Traveling mercy

Wednesday, September 27, 2023

Memorial of Saint Vincent de Paul, Priest

(click here to listen to or read today’s scriptures)

Traveling mercy

Take nothing for the journey, neither walking stick, nor sack, nor food, nor money, and let no one take a second tunic.

Marc and I, on our way driving 6000 miles through Niagara Falls, autumn in New England, and finally to Nova Scotia, then back again to Illinois and finally Austin, aren’t taking much along with us. We want to have room to stretch out in our Prius to sleep.

Of course we’ll take a walking stick and sack, and food and money, and both of us will take an extra shirt. We’ll need heavier coats in the October Maine coastal air. So I guess this list Jesus gave to his disciples doesn’t really fit our situation.

Except that we are as interested in listening for the Holy Spirit as were the disciples.Both of us love to pray for healing and listen for stories that guide us closer to God’s arms. God’s grace. God’s forgiveness. God’s ever-present protection. We ask our guardian angels to cover our car, and our conversation, our hopes and dreams.

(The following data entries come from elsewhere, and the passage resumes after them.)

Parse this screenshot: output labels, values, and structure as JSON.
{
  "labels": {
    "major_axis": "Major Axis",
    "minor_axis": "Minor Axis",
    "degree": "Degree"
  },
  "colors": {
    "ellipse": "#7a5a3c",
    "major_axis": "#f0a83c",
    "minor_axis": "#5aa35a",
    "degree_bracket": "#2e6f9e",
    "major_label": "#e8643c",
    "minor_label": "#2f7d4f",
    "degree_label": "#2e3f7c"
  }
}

All of this is in the very near future (October 4 through October 18). But in the very recent past our friend in Springfield, Deacon Dan Frachey, spent a week at McCormick Place in Chicago with fellow travelers at the 2023 Parliament of the World’s Religions. He went with a few friends and made a whole bunch more.

McCormick Place is huge, did Dan say eight football fields fit in there? 7,000 folks came from around the world, from 95 countries and 210 religious traditions. Most religions feel threatened, both from within and without. That’s not new news, of course. But the threats here and now need to be described and thwarted, always by their opposites. Love trumps hate. What do you think of this keynote statement by Phyllis Curott:

Today we are all standing at a pivotal moment where history seeks to repeat itself. It is a moment of urgency – an existential global scourge has returned…It is a stark reality that transcends borders, cultures and faiths. A reality that demands our collective action and moral courage. As people of faith and spirit we have a singular responsibility. Here is the truth we must all confront and change. Despots are misappropriating religions to justify the unjustifiable. Tyrants proclaim themselves saviors posturing with religious symbols and exploiting language to affirm their power. And tragically, there are religious leaders who stand beside them and religious communities who cheer them.

Power corrupts. Absolute power corrupts absolutely. Pick your side, or pick your religion – you’ll find plenty of takers in the ancient power game. At Chicago’s 1893 World Columbian Exposition the Parliament gathered for the first time to encourage the givers, as well as shore up the hopes and enthusiasm of those who felt the heat of opposition and even persecution. After a hundred year hiatus, the Parliament has met every three years in cities around the world.

So they set out and went from village to village proclaiming the good news and curing diseases everywhere.

We’ll be skipping along from village to village too, and I hope we proclaim the Good News and even cure diseases. I remember the week-long welcome that Gander, Newfoundland gave to 38 planes and their 7000 passengers, stranded in the air after the 9/11 bombings in 2001. We’ll be 400 miles and a ferry ride from Nova Scotia, but I imagine the villages on Prince Edward Island and Nova Scotia (New Scotland in French, right?) are as welcoming as Gander.

All we have to do is smile, open our mouths to say hello and God bless you, then see what happens next.